Empirical Realization Ranking
Appears in the following Collection
AbstractThis thesis develops a new approach to the problem of indeterminacy in grammar-based natural language generation (NLG). The problem of indeterminacy concerns the fact that, for a given input semantic representation, the grammar might allow for several (i.e. thousands) alternative surface realizations. While the traditional approach to dealing with this problem is to rank the generated strings using a surface-oriented n-gram language model (LM), this thesis develops a linguistically informed approach based on features that are keyed to the internal structure of the realizations. The approach extends on the methodology previously used for statistical parsing and statistical unification-based grammars, and adapts it to the context of generation. This allows us to train treebank-based discriminative realization rankers based on modeling frameworks such as Maximum Entropy (MaxEnt) and Support Vector Machines (SVMs). The training data is based on the novel notion of a generation treebank, which we show how to automatically create on the basis of an existing parse-oriented treebank.
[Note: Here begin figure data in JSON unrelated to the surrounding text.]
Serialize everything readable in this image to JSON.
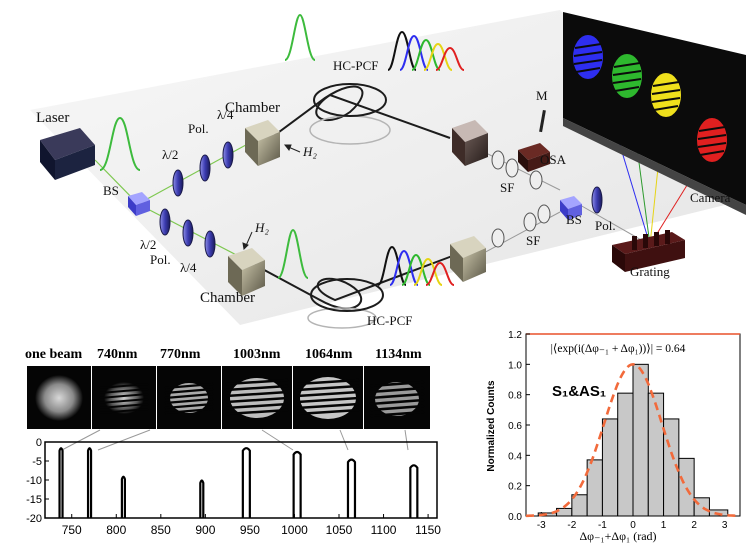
{
  "setup_labels": {
    "laser": "Laser",
    "bs_left": "BS",
    "half_wave_top": "λ/2",
    "pol_top": "Pol.",
    "quarter_wave_top": "λ/4",
    "half_wave_bottom": "λ/2",
    "pol_bottom": "Pol.",
    "quarter_wave_bottom": "λ/4",
    "chamber_top": "Chamber",
    "chamber_bottom": "Chamber",
    "h2_top": "H₂",
    "h2_bottom": "H₂",
    "hcpcf_top": "HC-PCF",
    "hcpcf_bottom": "HC-PCF",
    "mirror": "M",
    "osa": "OSA",
    "sf_top": "SF",
    "sf_bottom": "SF",
    "bs_right": "BS",
    "pol_right": "Pol.",
    "camera": "Camera",
    "grating": "Grating"
  },
  "frames": [
    {
      "label": "one beam"
    },
    {
      "label": "740nm"
    },
    {
      "label": "770nm"
    },
    {
      "label": "1003nm"
    },
    {
      "label": "1064nm"
    },
    {
      "label": "1134nm"
    }
  ],
  "spectrum": {
    "type": "line",
    "x_ticks": [
      "750",
      "800",
      "850",
      "900",
      "950",
      "1000",
      "1050",
      "1100",
      "1150"
    ],
    "y_ticks": [
      "0",
      "-5",
      "-10",
      "-15",
      "-20"
    ],
    "xlim": [
      720,
      1160
    ],
    "ylim": [
      -20,
      0
    ],
    "peaks": [
      {
        "center": 738,
        "top": -1.5
      },
      {
        "center": 770,
        "top": -1.5
      },
      {
        "center": 808,
        "top": -9
      },
      {
        "center": 896,
        "top": -10
      },
      {
        "center": 946,
        "top": -1.5
      },
      {
        "center": 1003,
        "top": -2.5
      },
      {
        "center": 1064,
        "top": -4.5
      },
      {
        "center": 1134,
        "top": -6
      }
    ]
  },
  "chart_data": {
    "type": "bar",
    "title": "S₁&AS₁",
    "annotation": "|⟨exp(i(Δφ₋₁ + Δφ₁))⟩| = 0.64",
    "xlabel": "Δφ₋₁+Δφ₁ (rad)",
    "ylabel": "Normalized Counts",
    "x_ticks": [
      "-3",
      "-2",
      "-1",
      "0",
      "1",
      "2",
      "3"
    ],
    "y_ticks": [
      "0.0",
      "0.2",
      "0.4",
      "0.6",
      "0.8",
      "1.0",
      "1.2"
    ],
    "xlim": [
      -3.5,
      3.5
    ],
    "ylim": [
      0,
      1.2
    ],
    "bin_edges": [
      -3.1,
      -2.5,
      -2.0,
      -1.5,
      -1.0,
      -0.5,
      0.0,
      0.5,
      1.0,
      1.5,
      2.0,
      2.5,
      3.1
    ],
    "values": [
      0.02,
      0.05,
      0.14,
      0.37,
      0.64,
      0.81,
      1.0,
      0.81,
      0.64,
      0.38,
      0.12,
      0.04
    ],
    "fit": "gaussian",
    "fit_color": "#f26a3b",
    "bar_color": "#c8c8c8"
  }
}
For reference, we also develop an n-gram-based LM trained on a large corpus of raw text. Our experimental results show that the use of a discriminative model trained on just a few thousand items in a generation treebank, gives significantly better ranking performance than the use of a traditional surface-oriented LM. Moreover, we show that even better results can be obtained by combining the two modeling approaches. This is done by including the LM as an additional feature in the discriminative model. Evaluation scores are reported for several data sets and using a range of different automated metrics. We also include results for a manual evaluation carried out by a panel of external anonymous judges.
The hybrid system for surface realization described in this thesis is currently integrated for target language generation in the Norwegian‒English machine translation (MT) system LOGON. We also show how the realization ranker is used together with a global end-to-end reranking model for selecting the final output of the MT system.